Dark-shadowed green eyes flickered to him again, and the pain at their depths was heartbreaking. "Lisa was the first of the Circle to die. She intercepted a Morganian master the night you vanished and dueled him to save the Prime's life."
Pushing back from the table, Alira collected their cups and stood, her gaze heavy on him for a long moment. "I arrived at their battle just in time to watch Lisa burn to death from an inferno spell. I was able to avenge her, but that has been a cold comfort in my nightmares."
"Alira, I -"
A sharp wave of her hand cut him off. "I hope this boy is everything he needs to be, Balthazar. We've given everything to keep him safe."
And with that, she walked away, leaving him alone in the echoing silence of the shop as she climbed the stairs, no doubt heading for her rooms and another night of restless, too-haunted sleep.
The cold grey of predawn found Balthazar standing back at Ground Zero, his gaze unfocused as he stared into the hollow of losses past.

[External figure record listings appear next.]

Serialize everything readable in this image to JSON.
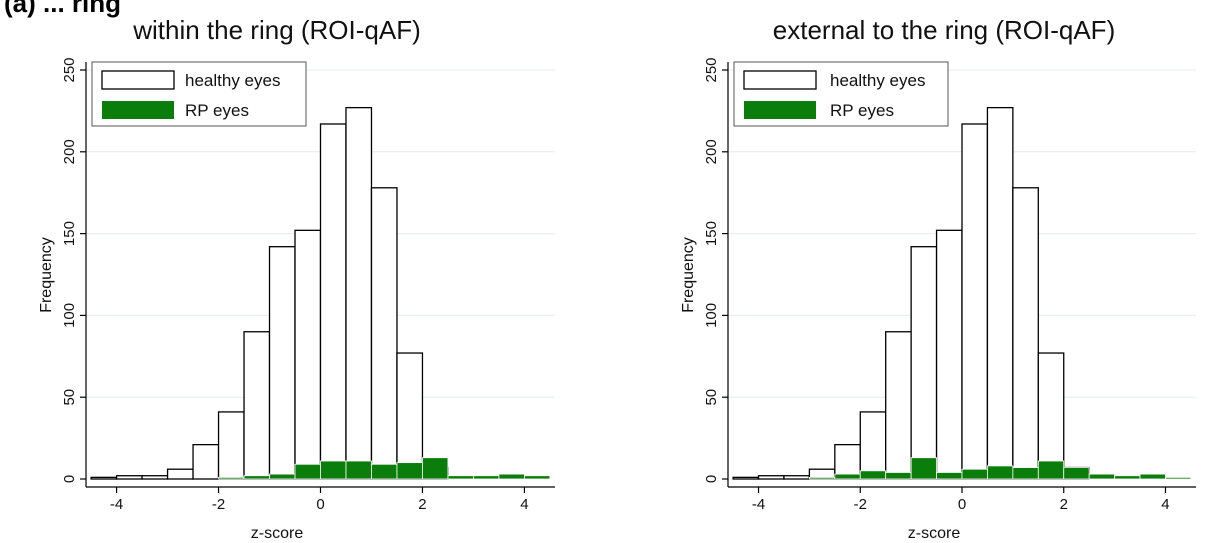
{
  "header_fragment": "(a) ... ring",
  "chart_data": [
    {
      "type": "bar",
      "title": "within the ring (ROI-qAF)",
      "xlabel": "z-score",
      "ylabel": "Frequency",
      "xlim": [
        -4.6,
        4.6
      ],
      "ylim": [
        0,
        250
      ],
      "xticks": [
        -4,
        -2,
        0,
        2,
        4
      ],
      "yticks": [
        0,
        50,
        100,
        150,
        200,
        250
      ],
      "grid": "horizontal",
      "legend": "top-left",
      "bin_width": 0.5,
      "series": [
        {
          "name": "healthy eyes",
          "color": "#ffffff",
          "stroke": "#000000",
          "bins": [
            {
              "x": -4.25,
              "y": 1
            },
            {
              "x": -3.75,
              "y": 2
            },
            {
              "x": -3.25,
              "y": 2
            },
            {
              "x": -2.75,
              "y": 6
            },
            {
              "x": -2.25,
              "y": 21
            },
            {
              "x": -1.75,
              "y": 41
            },
            {
              "x": -1.25,
              "y": 90
            },
            {
              "x": -0.75,
              "y": 142
            },
            {
              "x": -0.25,
              "y": 152
            },
            {
              "x": 0.25,
              "y": 217
            },
            {
              "x": 0.75,
              "y": 227
            },
            {
              "x": 1.25,
              "y": 178
            },
            {
              "x": 1.75,
              "y": 77
            },
            {
              "x": 2.25,
              "y": 7
            }
          ]
        },
        {
          "name": "RP eyes",
          "color": "#0b7d0b",
          "stroke": "#ffffff",
          "bins": [
            {
              "x": -1.75,
              "y": 1
            },
            {
              "x": -1.25,
              "y": 2
            },
            {
              "x": -0.75,
              "y": 3
            },
            {
              "x": -0.25,
              "y": 9
            },
            {
              "x": 0.25,
              "y": 11
            },
            {
              "x": 0.75,
              "y": 11
            },
            {
              "x": 1.25,
              "y": 9
            },
            {
              "x": 1.75,
              "y": 10
            },
            {
              "x": 2.25,
              "y": 13
            },
            {
              "x": 2.75,
              "y": 2
            },
            {
              "x": 3.25,
              "y": 2
            },
            {
              "x": 3.75,
              "y": 3
            },
            {
              "x": 4.25,
              "y": 2
            }
          ]
        }
      ]
    },
    {
      "type": "bar",
      "title": "external to the ring (ROI-qAF)",
      "xlabel": "z-score",
      "ylabel": "Frequency",
      "xlim": [
        -4.6,
        4.6
      ],
      "ylim": [
        0,
        250
      ],
      "xticks": [
        -4,
        -2,
        0,
        2,
        4
      ],
      "yticks": [
        0,
        50,
        100,
        150,
        200,
        250
      ],
      "grid": "horizontal",
      "legend": "top-left",
      "bin_width": 0.5,
      "series": [
        {
          "name": "healthy eyes",
          "color": "#ffffff",
          "stroke": "#000000",
          "bins": [
            {
              "x": -4.25,
              "y": 1
            },
            {
              "x": -3.75,
              "y": 2
            },
            {
              "x": -3.25,
              "y": 2
            },
            {
              "x": -2.75,
              "y": 6
            },
            {
              "x": -2.25,
              "y": 21
            },
            {
              "x": -1.75,
              "y": 41
            },
            {
              "x": -1.25,
              "y": 90
            },
            {
              "x": -0.75,
              "y": 142
            },
            {
              "x": -0.25,
              "y": 152
            },
            {
              "x": 0.25,
              "y": 217
            },
            {
              "x": 0.75,
              "y": 227
            },
            {
              "x": 1.25,
              "y": 178
            },
            {
              "x": 1.75,
              "y": 77
            },
            {
              "x": 2.25,
              "y": 7
            }
          ]
        },
        {
          "name": "RP eyes",
          "color": "#0b7d0b",
          "stroke": "#ffffff",
          "bins": [
            {
              "x": -2.75,
              "y": 1
            },
            {
              "x": -2.25,
              "y": 3
            },
            {
              "x": -1.75,
              "y": 5
            },
            {
              "x": -1.25,
              "y": 4
            },
            {
              "x": -0.75,
              "y": 13
            },
            {
              "x": -0.25,
              "y": 4
            },
            {
              "x": 0.25,
              "y": 6
            },
            {
              "x": 0.75,
              "y": 8
            },
            {
              "x": 1.25,
              "y": 7
            },
            {
              "x": 1.75,
              "y": 11
            },
            {
              "x": 2.25,
              "y": 7
            },
            {
              "x": 2.75,
              "y": 3
            },
            {
              "x": 3.25,
              "y": 2
            },
            {
              "x": 3.75,
              "y": 3
            },
            {
              "x": 4.25,
              "y": 1
            }
          ]
        }
      ]
    }
  ]
}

He was as close to immortal as any human could be; it was perhaps the greatest curse ever bestowed upon him. He had watched centuries pass, lost more than he could ever define, but his mission - to find and train Merlin's successor - had forced him to put the grief aside, to carry on regardless of his feelings, and carry on he would. A decade had been lost, and it was time he truly could not afford to spare.
But right now, he would take an hour, one more hour, and stop pushing aside the pain of all he had lost.
Bowing his head to the shattered ground, Balthazar Blake allowed himself to weep.